Abstract Introduction Kidney transplantation has surpassed dialysis as the optimal therapy for end-stage kidney disease (ESKD). Yet, most patients could suffer from a slow but continuous deterioration of kidney function leading to graft loss mostly due to chronic allograft nephropathy (CAN) after KT. The dysregulated gene expression for CAN is still poorly understood. Methods To explore the pathogenesis of genomics in CAN, we analyzed the differentially expressed genes (DEGs) of kidney transcriptome between CAN and non-rejecting patients by downloading gene expression microarrays from the Gene Expression Omnibus (GEO) database. Then, we used weighted gene co-expression network analysis (WGCNA) to analyze the co-expression of DEGs to explore key modules, hub genes, and transcription factors in CAN. Functional enrichment analysis of key modules was performed to explore pathogenesis. ROC curve analysis was used to validate hub genes. Results As a result, 3 key modules and 15 hub genes were identified by WGCNA analysis. 3 key modules had 21 mutual Gene Ontology (GO) term enrichment functions. Extracellular structure organization, extracellular matrix organization, and extracellular region were identified as significant functions in CAN. Furthermore, transcription factor 12 was identified as the key transcription factor regulating key modules.

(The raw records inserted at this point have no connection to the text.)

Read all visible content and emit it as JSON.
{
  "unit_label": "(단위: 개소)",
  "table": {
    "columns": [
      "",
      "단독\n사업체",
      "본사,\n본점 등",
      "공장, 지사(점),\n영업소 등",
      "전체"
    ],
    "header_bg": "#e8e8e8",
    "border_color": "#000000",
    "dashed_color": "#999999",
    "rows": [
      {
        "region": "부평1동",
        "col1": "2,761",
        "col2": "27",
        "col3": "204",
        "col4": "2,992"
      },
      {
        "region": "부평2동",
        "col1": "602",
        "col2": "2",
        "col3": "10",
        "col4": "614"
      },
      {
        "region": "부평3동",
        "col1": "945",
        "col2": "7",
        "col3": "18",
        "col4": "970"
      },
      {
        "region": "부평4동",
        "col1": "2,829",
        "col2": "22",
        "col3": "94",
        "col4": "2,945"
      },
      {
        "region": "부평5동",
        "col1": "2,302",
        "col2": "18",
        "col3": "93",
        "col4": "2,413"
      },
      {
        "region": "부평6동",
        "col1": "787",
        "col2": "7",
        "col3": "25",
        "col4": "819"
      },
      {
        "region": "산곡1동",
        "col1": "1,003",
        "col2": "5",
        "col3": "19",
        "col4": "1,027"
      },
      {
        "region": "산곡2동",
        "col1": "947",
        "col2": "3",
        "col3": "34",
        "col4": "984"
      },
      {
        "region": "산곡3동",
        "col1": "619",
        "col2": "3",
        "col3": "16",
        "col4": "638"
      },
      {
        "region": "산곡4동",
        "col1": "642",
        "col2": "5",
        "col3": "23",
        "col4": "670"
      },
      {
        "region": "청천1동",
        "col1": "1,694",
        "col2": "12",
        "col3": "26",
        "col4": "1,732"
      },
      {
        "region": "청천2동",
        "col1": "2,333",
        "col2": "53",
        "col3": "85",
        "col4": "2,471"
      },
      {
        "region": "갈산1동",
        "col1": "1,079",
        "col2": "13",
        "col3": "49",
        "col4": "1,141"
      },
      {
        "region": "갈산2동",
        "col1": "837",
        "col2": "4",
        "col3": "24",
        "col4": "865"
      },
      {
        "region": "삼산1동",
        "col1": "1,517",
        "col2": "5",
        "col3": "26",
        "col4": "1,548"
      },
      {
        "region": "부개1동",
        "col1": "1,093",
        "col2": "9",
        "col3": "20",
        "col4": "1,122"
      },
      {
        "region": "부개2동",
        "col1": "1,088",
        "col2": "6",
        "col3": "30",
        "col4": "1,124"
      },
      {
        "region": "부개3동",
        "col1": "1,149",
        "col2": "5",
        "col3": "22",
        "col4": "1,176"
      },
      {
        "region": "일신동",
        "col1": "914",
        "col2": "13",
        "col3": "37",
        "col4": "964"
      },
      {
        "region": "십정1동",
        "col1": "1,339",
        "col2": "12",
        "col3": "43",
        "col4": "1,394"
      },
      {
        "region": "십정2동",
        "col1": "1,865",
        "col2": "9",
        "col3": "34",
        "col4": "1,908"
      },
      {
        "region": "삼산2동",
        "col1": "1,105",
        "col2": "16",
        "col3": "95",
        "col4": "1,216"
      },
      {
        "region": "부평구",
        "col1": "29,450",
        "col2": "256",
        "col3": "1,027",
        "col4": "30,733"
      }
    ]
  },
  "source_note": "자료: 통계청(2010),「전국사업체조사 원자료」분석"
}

All 15 hub genes: Yip1 interacting factor homolog B, membrane trafficking protein(YIF1B), toll like receptor 8 (TLR8), neutrophil cytosolic factor 4 (NCF4), glutathione peroxidase 8 (GPX8), mesenteric estrogen dependent adipogenesis (MEDAG), decorin(DCN), serpin family F member 1 (SERPINF1), integrin subunit beta like 1 (ITGBL1), SRY-box transcription factor 15 (SOX15), trophinin associated protein (TROAP), SRY-box transcription factor 1 (SOX1), metallothionein 3 (MT3), lysosomal protein transmembrane (5LAPTM5), FERM domain containing kindlin 3 (FERMT3), cathepsin S (CTSS) had a great diagnostic performance (AUC>0.7). Conclusion This study updates information and provides a new perspective for understanding the pathogenesis of CAN by bioinformatics means. More research is needed to validate and explore the results we have found to reveal the mechanisms underlying CAN.

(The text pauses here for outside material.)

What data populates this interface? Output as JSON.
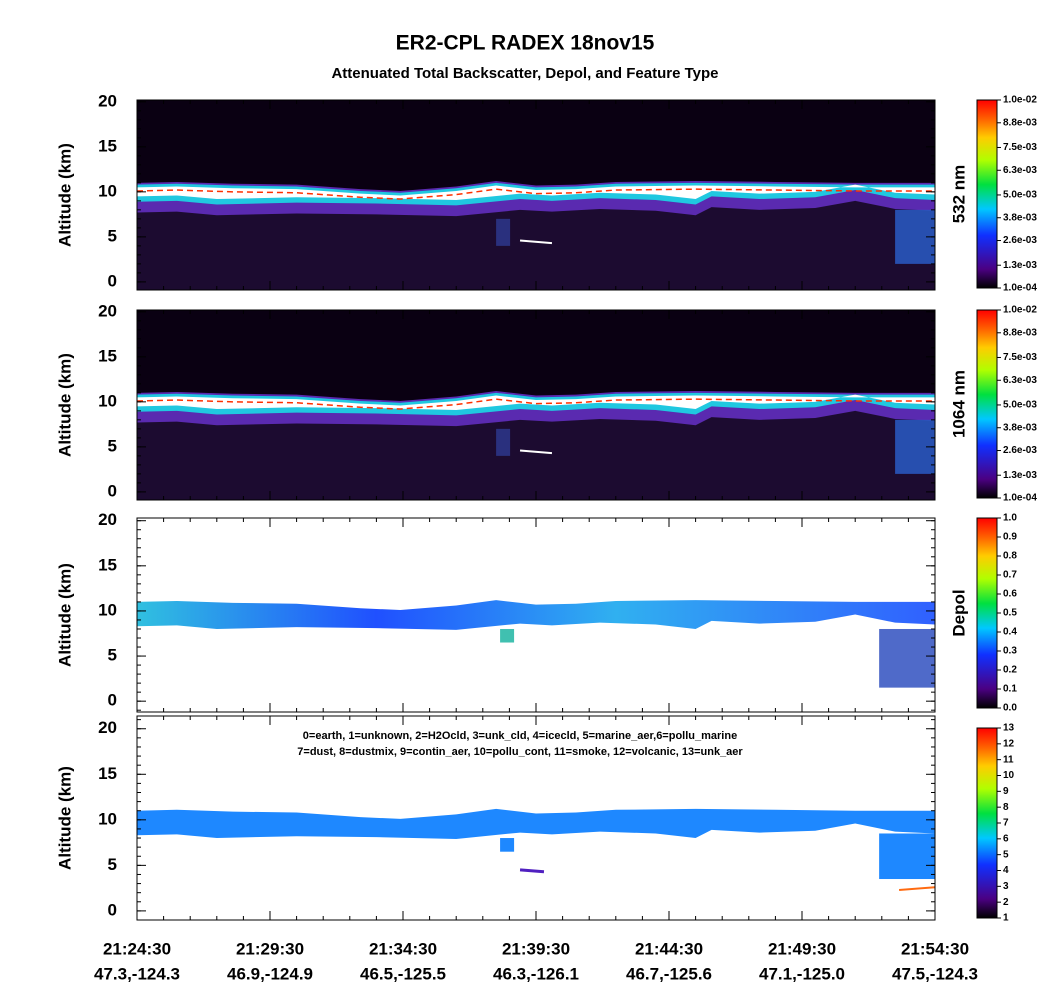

【摘要】肾移植已超越透析，成为终末期肾病（end-stage kidney disease, ESKD）的最优治疗方案。然而，多数肾移植（kidney transplantation, KT）患者会出现缓慢且持续的肾功能恶化，最终导致移植物失功，这一过程主要由慢性移植物肾病（chronic allograft nephropathy, CAN）引发。目前，人们对CAN相关的基因表达失调机制仍知之甚少。 【方法】为探究CAN的基因组发病机制，我们从基因表达综合数据库（Gene Expression Omnibus, GEO）中下载基因表达微阵列数据，分析了CAN患者与非排斥反应患者的肾脏转录组差异表达基因（differentially expressed genes, DEGs）。随后，我们采用加权基因共表达网络分析（weighted gene co-expression network analysis, WGCNA）对DEGs的共表达模式进行分析，以筛选CAN中的关键模块、枢纽基因及转录因子。通过对关键模块进行功能富集分析，以进一步探究其发病机制；并采用ROC曲线分析对枢纽基因的诊断效能进行验证。 【结果】通过WGCNA分析，我们共筛选出3个关键模块与15个枢纽基因。3个关键模块共富集到21个共有基因本体（Gene Ontology, GO）功能项。其中，细胞外结构组织、细胞外基质组织及细胞外区域被鉴定为CAN的显著富集功能。此外，转录因子12（transcription factor 12）被确定为调控关键模块的核心转录因子。15个枢纽基因分别为：Yip1互作因子同源物B（Yip1 interacting factor homolog B, YIF1B）、膜转运蛋白（membrane trafficking protein, YIF1B）、toll样受体8（toll like receptor 8, TLR8）、中性粒细胞胞质因子4（neutrophil cytosolic factor 4, NCF4）、谷胱甘肽过氧化物酶8（glutathione peroxidase 8, GPX8）、肠系膜雌激素依赖性脂肪生成因子（mesenteric estrogen dependent adipogenesis, MEDAG）、核心蛋白聚糖（decorin, DCN）、丝氨酸蛋白酶抑制剂家族F成员1（serpin family F member 1, SERPINF1）、整合素亚基β样蛋白1（integrin subunit beta like 1, ITGBL1）、SRY框转录因子15（SRY-box transcription factor 15, SOX15）、滋养素相关蛋白（trophinin associated protein, TROAP）、SRY框转录因子1（SRY-box transcription factor 1, SOX1）、金属硫蛋白3（metallothionein 3, MT3）、溶酶体跨膜蛋白5（lysosomal protein transmembrane 5, LAPTM5）、含FERM结构域的kindlin3（FERM domain containing kindlin 3, FERMT3）及组织蛋白酶S（cathepsin S, CTSS），上述基因均具有良好的诊断效能（AUC>0.7）。 【结论】本研究通过生物信息学手段更新了CAN的相关研究数据，为阐明CAN的发病机制提供了新视角。未来仍需开展更多研究以验证本研究发现，并进一步探索CAN的潜在发病机制。